Dem Ruhrpott sein Bier
Bier ist trotz rückgängiger Zahlen immer noch das Getränk der ersten Wahl im Ruhrgebiet. Die Stadt Dortmund war Biermetropole in Europa. Heute ist sie vor allem Standort für Informationstechnologie und Logistik. Auch von den zahlreichen Brauereien gibt es heute nur noch eine. Doch der Ruf als Bierstadt ist ihr geblieben.
Heinz Zühlke war über 50 Jahre Wirt in Herne und lebt noch heute hinter seiner Gaststätte. Nach dem letzten Schwächeanfall, wies sein Arzt ihn wiederholt darauf hin doch einfach mal mehr zu trinken. Seine Antwort ist typisch für die Kumpel-Generation im Ruhrgebiet: „Watt? Ich trink jeden Tach mindestens`n halben Kasten“, „ja, Herr Zühlke, aber ich spreche hier von Wasser“, so der verzweifelte Arzt. Bis heute versteht Heinz den Unterschied zwischen Wasser und Bier nicht. „Im Pott trinkt man Export und nix anderes“, lautet sein Credo. Zühlke ist da kein Einzelfall.
Das deutsche Nationalgetränk
Bier gehört eben dazu. In der Dortmunder Stadtchronik findet es seine erste urkundliche Erwähnung im Jahre 1266. Bier ist bis heute ein wichtiger Wirtschaftsfaktor in der Stadt, die Biermetropole Nummer Eins wurde, und mit ihrem eigenen Bier, dem Dortmunder Export, Weltruhm erlangte – mehr noch als durch Kohle und Stahl. 1968 tranken die Deutschen zu 57 Prozent Export-Bier. Es war weniger herb als Pils, das gerade einmal 19 Prozent erreichte, und länger haltbar.

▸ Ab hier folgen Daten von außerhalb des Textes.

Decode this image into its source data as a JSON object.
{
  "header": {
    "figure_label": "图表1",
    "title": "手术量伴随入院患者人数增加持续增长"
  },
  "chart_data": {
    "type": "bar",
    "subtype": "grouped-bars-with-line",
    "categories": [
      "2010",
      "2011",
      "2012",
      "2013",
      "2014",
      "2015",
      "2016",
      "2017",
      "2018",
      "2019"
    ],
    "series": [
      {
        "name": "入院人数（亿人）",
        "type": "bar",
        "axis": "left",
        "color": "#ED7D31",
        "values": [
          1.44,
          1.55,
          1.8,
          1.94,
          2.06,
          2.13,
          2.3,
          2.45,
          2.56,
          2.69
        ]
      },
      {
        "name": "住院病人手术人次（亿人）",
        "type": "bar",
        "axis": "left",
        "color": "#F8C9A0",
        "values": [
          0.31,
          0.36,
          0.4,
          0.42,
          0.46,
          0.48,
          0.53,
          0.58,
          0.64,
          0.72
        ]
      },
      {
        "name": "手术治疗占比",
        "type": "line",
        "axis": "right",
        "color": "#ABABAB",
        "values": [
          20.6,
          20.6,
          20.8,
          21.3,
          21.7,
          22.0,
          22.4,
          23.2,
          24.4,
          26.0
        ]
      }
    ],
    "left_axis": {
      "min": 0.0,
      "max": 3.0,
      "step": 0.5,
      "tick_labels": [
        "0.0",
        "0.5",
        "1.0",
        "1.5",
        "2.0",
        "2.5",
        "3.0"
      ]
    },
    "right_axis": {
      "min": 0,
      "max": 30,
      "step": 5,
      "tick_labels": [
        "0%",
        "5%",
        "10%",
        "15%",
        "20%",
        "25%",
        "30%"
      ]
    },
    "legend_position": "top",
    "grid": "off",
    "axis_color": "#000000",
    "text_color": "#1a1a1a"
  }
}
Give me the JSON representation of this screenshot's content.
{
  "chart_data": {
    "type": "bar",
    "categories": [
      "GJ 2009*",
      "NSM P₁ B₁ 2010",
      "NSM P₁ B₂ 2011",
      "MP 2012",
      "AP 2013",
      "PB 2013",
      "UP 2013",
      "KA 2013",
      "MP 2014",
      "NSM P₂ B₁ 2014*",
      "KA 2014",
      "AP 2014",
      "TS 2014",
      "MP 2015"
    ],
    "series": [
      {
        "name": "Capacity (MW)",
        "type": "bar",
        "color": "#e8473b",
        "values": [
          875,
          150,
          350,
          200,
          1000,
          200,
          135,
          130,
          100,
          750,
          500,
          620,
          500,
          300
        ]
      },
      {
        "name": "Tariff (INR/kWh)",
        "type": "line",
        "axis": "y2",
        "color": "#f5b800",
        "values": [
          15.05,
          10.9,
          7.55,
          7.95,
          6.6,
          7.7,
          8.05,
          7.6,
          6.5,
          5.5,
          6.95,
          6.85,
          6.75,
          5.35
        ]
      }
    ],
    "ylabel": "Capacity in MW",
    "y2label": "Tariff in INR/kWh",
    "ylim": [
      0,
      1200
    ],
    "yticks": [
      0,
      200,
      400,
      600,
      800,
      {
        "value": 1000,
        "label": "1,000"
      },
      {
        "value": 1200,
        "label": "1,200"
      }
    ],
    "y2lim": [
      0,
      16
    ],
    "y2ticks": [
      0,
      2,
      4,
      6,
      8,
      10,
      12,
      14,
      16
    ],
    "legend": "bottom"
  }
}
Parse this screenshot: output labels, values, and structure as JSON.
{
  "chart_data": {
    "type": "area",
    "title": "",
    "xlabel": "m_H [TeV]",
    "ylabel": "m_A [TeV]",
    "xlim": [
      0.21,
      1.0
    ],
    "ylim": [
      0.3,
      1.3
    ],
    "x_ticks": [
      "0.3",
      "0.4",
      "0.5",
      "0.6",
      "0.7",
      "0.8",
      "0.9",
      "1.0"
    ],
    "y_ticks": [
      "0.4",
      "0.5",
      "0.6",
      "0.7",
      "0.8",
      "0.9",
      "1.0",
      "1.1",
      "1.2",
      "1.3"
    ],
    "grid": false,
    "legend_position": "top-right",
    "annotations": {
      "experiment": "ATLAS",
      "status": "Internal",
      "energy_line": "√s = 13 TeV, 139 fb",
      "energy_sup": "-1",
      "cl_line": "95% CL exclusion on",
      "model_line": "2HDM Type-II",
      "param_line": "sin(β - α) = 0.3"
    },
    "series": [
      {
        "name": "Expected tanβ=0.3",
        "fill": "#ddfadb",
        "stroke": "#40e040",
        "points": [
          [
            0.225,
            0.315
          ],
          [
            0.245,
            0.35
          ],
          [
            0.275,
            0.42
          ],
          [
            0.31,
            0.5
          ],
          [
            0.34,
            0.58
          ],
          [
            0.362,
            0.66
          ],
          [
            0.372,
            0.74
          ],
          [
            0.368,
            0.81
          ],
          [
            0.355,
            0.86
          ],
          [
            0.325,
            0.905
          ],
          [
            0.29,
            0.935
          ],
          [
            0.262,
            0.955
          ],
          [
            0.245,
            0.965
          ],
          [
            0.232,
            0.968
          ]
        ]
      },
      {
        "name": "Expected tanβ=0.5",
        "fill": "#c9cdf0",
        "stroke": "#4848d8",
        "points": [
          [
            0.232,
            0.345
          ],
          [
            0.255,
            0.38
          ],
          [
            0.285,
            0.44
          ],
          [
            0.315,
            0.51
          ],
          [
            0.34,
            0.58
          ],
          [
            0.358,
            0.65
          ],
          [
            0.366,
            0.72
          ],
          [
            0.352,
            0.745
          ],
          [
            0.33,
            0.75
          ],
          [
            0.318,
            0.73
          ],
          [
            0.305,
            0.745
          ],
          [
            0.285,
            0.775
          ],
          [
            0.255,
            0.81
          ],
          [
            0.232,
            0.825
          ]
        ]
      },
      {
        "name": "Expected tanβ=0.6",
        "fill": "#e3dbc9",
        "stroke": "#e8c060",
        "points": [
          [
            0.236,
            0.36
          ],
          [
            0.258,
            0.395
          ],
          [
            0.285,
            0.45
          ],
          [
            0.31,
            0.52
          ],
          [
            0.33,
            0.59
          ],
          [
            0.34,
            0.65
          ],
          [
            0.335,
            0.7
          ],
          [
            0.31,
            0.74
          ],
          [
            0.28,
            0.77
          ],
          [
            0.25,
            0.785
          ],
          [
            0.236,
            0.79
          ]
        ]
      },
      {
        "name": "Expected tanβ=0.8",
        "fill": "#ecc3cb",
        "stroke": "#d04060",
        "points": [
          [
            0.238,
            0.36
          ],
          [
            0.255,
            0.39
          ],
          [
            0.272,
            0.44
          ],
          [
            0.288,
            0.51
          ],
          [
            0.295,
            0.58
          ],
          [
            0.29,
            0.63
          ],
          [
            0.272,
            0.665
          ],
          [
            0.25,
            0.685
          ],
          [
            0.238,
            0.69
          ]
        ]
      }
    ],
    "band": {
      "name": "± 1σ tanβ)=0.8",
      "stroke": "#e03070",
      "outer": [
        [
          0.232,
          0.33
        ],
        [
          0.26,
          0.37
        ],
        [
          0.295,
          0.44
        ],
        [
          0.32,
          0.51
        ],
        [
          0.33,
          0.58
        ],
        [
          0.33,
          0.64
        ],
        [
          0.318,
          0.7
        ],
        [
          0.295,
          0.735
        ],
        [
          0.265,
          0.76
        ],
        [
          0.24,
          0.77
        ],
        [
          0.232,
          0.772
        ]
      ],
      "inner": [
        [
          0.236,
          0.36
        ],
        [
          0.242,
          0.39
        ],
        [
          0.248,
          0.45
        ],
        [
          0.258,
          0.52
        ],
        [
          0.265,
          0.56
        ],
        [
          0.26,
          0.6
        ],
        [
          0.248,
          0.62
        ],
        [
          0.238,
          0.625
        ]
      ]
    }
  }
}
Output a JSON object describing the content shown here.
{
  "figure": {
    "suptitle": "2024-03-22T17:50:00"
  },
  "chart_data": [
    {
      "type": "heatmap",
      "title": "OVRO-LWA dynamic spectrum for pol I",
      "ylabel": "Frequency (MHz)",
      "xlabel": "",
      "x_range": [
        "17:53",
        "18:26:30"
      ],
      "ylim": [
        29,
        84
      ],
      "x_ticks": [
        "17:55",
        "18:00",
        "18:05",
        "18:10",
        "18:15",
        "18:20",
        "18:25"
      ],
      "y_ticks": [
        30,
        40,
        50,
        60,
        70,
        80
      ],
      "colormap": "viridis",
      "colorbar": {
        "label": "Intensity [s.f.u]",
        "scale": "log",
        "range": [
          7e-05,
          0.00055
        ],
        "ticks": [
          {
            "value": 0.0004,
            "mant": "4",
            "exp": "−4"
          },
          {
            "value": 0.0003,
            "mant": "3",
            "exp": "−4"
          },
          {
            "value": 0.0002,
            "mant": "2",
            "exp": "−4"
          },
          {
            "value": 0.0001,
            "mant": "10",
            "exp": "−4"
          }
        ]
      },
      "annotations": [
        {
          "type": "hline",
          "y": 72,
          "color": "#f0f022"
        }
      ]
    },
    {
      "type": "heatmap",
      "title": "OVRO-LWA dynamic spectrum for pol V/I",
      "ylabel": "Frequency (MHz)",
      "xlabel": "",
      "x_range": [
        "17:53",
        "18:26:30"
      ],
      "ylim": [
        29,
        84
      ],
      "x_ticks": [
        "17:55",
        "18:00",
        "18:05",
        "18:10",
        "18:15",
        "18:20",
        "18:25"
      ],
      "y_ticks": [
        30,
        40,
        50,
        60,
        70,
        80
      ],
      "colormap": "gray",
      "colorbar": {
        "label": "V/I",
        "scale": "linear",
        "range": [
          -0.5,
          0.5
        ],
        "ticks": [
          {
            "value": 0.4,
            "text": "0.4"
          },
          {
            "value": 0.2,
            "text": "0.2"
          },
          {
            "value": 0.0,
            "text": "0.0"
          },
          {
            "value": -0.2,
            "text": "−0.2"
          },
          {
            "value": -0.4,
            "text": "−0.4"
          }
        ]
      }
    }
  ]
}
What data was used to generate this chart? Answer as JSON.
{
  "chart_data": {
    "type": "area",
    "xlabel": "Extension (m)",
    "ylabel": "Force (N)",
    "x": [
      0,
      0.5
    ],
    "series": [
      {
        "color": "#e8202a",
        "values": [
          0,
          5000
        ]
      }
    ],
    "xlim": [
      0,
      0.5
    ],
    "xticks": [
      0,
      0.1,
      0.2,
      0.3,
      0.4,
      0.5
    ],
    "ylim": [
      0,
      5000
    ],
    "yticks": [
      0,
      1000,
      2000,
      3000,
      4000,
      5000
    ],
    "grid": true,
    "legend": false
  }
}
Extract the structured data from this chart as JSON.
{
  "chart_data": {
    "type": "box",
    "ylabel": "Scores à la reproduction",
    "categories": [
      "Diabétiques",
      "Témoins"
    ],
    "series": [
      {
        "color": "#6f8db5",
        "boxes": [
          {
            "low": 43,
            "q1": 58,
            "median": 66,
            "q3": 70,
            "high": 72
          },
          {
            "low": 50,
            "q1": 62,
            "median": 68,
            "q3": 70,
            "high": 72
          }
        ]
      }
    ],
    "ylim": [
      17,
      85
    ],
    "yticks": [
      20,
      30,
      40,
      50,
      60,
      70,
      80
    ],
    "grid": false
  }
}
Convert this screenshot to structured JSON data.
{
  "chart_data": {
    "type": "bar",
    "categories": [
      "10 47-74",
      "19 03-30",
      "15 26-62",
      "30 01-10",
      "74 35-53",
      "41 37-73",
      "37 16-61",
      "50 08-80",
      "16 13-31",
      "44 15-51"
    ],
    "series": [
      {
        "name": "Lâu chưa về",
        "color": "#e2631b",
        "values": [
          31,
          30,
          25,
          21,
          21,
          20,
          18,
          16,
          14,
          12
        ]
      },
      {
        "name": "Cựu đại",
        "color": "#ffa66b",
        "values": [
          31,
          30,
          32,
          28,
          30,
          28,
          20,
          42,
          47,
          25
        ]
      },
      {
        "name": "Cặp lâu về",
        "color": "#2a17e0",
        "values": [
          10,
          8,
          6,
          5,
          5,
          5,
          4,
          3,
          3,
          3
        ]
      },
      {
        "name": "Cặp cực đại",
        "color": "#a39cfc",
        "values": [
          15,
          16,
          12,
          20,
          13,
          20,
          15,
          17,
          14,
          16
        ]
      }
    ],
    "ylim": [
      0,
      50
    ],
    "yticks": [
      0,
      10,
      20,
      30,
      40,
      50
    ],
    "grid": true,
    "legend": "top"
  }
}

Die Bierkultur im Pott beschränkt sich natürlich nicht nur auf die Bierstadt. Hier in Essen gilt die Stern-Brauerei von 1872, selbst nach ihrem Abriss 1989, als Kult. Sie gehörte der Familie Funke und übernahm in den 40er Jahren kleinere Brauereien, um sich zu vergrößern, darunter auch die Dampfbierbrauerei “Kronen-Brauerei” in Essen-Borbeck. Diese ist heute Teil der Route Industriekultur. Die Marke Stern ist erhalten geblieben – und zwar im Sortiment der Privatbrauerei Jacob Stauder in Altenessen.
Auch Bochum war und ist Brauerei-Stadt. Die Brauerei Schlegel überstand 130 Jahre bis sie abgerissen wurde. Ihre Anlagen unterstützen jetzt die DAB. Die Privatbrauerei Moritz Fiege gibt es bis heute und ist über die deutschen Grenzen hinaus bekannt und ein beliebtes Ausflugsziel- nicht nur bei Touristen. Nicht zu vergessen ist natürlich auch die König-Brauerei in Duisburg, die heute ein Teil der Bitburger-Gruppe ist.
Brauerei-Sterben und Aufleben der Hausbrauereien
Die kleineren Hausbrauereien blieben aufgrund der neuen Technik auf der Strecke. Die großen Kühlanlagen waren einfach zu teuer. So schrumpfte die Zahl der Brauereien in Dortmund von 74 Betrieben auf 28. Trotzdem nahm Dortmund 1972 mit einer Produktion von insgesamt 7,46 Millionen Hektolitern des Nationalgetränks die Spitzenposition der Bierherstellung in Europa ein. Die Zechenschließungen in den 80er Jahren führten dann zu einer hohen Zahl an Arbeitnehmerentlassungen. Die Kumpel, die an der Trinkhalle ihr Feierabend-Bier zu sich nahmen, wurden weniger – die Leute hatten kein Geld mehr. Die 34 Biersorten, die es in Dortmund gab, wurden nur noch von zwei Brauereien hergestellt und bloß eine davon, die DAB, ist übrig geblieben. Den Brauereien in den umliegenden Städten im Ruhrgebiet erging es ähnlich, Dortmund dient hier als bestes Beispiel. Heinz Zühlke verstand die Welt nicht mehr.
Heute geht der Trend – zum Glück, muss man sagen – wieder in die Richtung der kleinen Hausbrauereien. Technik und Elektronik sind so weit fortgeschritten, dass das kontinuierliche Brauen auch in kleinen Anlagen möglich ist. Erst Recht in einer Gegend, die für ihre Bierkultur bekannt ist. Nicht zuletzt sind wir auf diese Weise Teil des Trends. Und Heinz ist neidisch, dass er nicht selber auf die Idee gekommen ist.